E.K. Nesterenko, A.S. Kudryavtsev, A.Y. Askinazi, N.B. Gromova, N.F. Drozdova show affiliations and emails
Received 27 November 2019; Accepted 23 March 2020;
This paper is written in Russian
Citation: E.K. Nesterenko, A.S. Kudryavtsev, A.Y. Askinazi, N.B. Gromova, N.F. Drozdova. About the temperature of polymorphic phase transformation of austenite into ferrite of 12% chromium steel. Lett.

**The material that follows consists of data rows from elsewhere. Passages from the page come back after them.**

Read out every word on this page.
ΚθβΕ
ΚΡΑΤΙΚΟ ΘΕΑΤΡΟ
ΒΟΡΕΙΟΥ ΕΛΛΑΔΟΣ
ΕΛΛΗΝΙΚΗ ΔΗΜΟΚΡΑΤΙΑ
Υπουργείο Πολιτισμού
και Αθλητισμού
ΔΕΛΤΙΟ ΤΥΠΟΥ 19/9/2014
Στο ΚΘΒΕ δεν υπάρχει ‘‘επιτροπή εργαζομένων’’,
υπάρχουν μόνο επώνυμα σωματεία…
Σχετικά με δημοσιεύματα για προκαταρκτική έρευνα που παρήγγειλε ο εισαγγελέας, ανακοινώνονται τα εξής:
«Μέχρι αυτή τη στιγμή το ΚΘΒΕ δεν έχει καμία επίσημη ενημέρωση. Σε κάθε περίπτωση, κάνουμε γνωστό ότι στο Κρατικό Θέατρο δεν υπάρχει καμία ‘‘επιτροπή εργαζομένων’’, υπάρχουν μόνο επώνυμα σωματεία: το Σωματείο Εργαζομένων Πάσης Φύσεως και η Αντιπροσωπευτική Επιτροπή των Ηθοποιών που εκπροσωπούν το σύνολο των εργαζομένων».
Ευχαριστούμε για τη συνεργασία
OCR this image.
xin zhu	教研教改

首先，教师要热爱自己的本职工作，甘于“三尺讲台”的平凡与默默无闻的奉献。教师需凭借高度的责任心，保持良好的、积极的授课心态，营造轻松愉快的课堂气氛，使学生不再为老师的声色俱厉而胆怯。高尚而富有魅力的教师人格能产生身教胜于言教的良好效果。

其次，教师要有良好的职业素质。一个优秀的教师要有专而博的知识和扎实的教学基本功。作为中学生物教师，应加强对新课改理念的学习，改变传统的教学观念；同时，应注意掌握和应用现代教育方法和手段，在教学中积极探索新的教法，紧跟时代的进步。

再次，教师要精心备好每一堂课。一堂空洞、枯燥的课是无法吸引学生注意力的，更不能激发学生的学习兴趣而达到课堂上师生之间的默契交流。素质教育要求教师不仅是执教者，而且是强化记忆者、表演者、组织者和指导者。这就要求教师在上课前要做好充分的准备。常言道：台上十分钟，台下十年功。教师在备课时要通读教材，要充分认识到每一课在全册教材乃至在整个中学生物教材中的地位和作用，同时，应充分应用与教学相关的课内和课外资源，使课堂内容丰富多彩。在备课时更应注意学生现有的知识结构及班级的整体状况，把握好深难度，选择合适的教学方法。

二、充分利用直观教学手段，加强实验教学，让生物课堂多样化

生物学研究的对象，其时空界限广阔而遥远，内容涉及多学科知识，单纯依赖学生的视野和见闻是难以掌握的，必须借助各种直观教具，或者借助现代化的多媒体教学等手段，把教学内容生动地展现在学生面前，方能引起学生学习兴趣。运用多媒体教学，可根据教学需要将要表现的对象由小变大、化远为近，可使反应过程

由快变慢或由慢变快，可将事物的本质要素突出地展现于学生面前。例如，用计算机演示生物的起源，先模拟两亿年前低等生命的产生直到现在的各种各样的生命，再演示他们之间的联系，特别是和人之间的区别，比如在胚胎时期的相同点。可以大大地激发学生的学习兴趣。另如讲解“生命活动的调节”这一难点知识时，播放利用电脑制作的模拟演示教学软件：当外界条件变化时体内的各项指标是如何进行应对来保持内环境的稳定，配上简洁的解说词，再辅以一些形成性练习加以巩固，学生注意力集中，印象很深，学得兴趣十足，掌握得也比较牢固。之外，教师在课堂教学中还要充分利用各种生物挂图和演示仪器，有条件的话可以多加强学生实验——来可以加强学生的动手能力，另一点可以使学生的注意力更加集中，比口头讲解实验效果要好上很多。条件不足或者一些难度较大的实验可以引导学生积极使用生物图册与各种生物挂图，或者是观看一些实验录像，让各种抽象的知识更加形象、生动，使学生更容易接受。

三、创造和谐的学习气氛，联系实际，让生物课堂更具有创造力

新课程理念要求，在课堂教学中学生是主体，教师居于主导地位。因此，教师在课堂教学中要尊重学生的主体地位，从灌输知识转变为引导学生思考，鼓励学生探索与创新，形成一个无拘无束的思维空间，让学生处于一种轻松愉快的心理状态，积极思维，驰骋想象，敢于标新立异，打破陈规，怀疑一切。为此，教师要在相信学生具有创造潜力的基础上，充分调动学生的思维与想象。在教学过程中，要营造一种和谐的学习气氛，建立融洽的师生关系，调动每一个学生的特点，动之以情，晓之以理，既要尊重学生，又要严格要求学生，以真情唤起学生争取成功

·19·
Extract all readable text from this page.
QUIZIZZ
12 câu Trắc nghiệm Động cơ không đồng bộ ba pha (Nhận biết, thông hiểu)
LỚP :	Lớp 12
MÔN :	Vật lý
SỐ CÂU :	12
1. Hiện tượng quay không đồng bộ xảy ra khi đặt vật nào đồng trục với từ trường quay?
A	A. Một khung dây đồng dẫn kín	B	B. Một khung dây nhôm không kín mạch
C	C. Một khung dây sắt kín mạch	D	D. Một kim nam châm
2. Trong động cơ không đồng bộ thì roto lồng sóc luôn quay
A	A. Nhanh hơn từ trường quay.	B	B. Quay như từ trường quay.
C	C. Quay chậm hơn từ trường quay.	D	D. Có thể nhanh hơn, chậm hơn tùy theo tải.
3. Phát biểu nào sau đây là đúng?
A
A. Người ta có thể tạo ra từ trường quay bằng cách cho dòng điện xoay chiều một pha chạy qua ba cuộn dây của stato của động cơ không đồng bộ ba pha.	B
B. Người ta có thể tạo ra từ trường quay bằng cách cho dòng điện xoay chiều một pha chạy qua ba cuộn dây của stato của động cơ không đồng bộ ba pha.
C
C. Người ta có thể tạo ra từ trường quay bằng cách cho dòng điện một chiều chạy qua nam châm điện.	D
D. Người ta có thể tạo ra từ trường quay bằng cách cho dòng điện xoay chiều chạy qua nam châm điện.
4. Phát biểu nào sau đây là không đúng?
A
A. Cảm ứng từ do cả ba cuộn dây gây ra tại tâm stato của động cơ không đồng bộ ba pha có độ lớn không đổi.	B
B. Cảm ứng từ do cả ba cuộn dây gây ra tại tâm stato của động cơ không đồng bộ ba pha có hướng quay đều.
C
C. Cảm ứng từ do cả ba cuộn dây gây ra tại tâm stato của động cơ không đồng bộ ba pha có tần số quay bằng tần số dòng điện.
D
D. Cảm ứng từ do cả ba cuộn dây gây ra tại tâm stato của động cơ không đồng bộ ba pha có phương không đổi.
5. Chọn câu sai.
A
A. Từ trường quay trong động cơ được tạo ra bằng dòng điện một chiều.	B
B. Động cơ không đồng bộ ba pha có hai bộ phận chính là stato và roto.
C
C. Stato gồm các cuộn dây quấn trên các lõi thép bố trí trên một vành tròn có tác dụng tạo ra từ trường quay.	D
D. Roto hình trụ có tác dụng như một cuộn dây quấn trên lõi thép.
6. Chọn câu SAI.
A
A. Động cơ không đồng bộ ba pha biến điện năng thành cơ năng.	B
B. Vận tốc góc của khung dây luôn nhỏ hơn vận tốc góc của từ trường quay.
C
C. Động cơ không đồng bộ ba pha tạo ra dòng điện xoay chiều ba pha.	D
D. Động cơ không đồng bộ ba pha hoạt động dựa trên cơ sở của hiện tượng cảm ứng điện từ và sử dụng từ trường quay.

Mater., 2020, 10(3) 237-242
BibTex   https://doi.org/10.22226/2410-3535-2020-3-237-242
Limitation of the heating temperature for hot plastic deformation on the basis of studies of the temperature of phase transformation of austenite into δ-ferrite (Ac4).Determining the temperature of the polymorphic phase transformation of austenite into δ-ferrite (Ac4) is of great practical importance for ensuring deformability during hot plastic deformation of high-chromium martensitic and martensitic-ferrite steels, as it allows to exclude the formation of cracks in the steel billet during deformation. By limiting the heating temperature for hot plastic deformation, it is possible to prevent the segregation of δ-ferrite, the formation of which leads to the appearance of cracks along the boundaries of its section with austenite. In this article, the temperature of phase transformation was determined for the steel grade 07‑Cr12‑Ni-Mo-V-Nb martensitic ferritic class. Three industrial smelting with different content of alloying elements within the steel grade composition were investigated. Ac4 temperature was determined by differential scanning calorimetry (DSC), X-ray phase analysis and dilatometric method. Dilatometric and DSC studies were conducted under the same heating rate and showed similar results in the temperature range 1155 –1181°C for all smelting. The temperature of transformation of austenite into δ-ferrite under continuous heating is identified more clearly as a result of measuring the heat flow of the DSC method than by measuring the elongation of the sample by the dilatometric method. X-ray phase analysis showed lower temperature values <1150°C, however, they can be considered the most accurate, since this method is a direct method for determining the phase composition of materials due to the comparability of the wavelength of the X-ray radiation and the size of the crystal lattice, thereby obtaining diffraction reflections not from atoms, but from different planes of the crystal lattices. The increased values of DSC and the dilatometric method are associated with continuous heating, during which the fixation of the phase transformation temperature occurs in the presence of a certain content of the new phase. Thus, as a result of research it is established that the temperature of heating for hot plastic deformation should not exceed the temperature of 1150°C.